Comparative Analysis of Machine Learning Models for LDL Cholesterol Estimation
DOI:
https://doi.org/10.24002/konstelasi.v5i2.13305Keywords:
Lipids, LDL cholesterol, Machine learning, TriglycerideAbstract
Accurate estimation of low-density lipoprotein cholesterol (LDL-C) is essential for cardiovascular risk assessment and treatment decision-making. Traditional formula-based LDL-C estimations, such as Friedewald, Sampson, and Martin equations, show decreasing accuracy at higher triglyceride (TG) levels. This study compares nine machine learning (ML) models against conventional formulas using a large dataset of 120,174 subjects.
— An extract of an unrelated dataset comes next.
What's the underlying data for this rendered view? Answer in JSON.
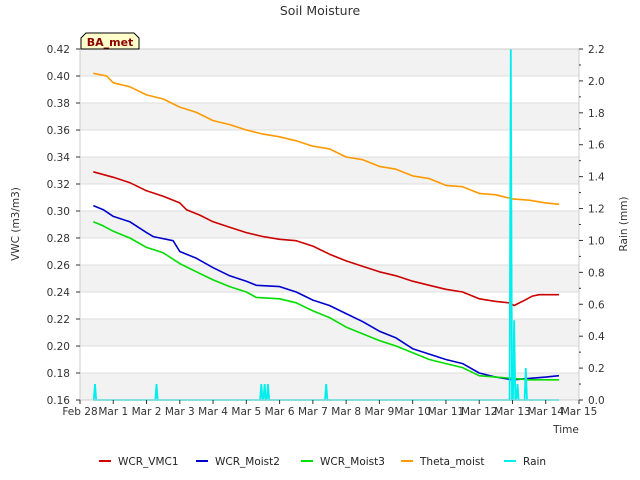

After data preprocessing and feature selection, four predictors (TC, TG, HDL-C, and age) were used to train ML models with 5-fold cross-validation. Among all models, Light Gradient Boosting Machine (LightGBM) demonstrated the best performance, achieving R² = 0.8749, MSE = 204.53 mg²/dL², and PCC = 0.935 on the internal test set. Similar superiority was observed in the external validation cohort (n = 10,183), particularly in hypertriglyceridemic ranges (TG ≥ 200 mg/dL), where classical equations showed substantial performance degradation. Machine learning models, especially ensemble-based approaches, maintain robust predictive ability across TG strata and significantly reduce error around clinically relevant LDL-C thresholds (70, 100, and 130 mg/dL). These findings support the integration of ML-assisted LDL-C estimation into routine laboratory workflows and highlight its potential contribution to clinical decision support.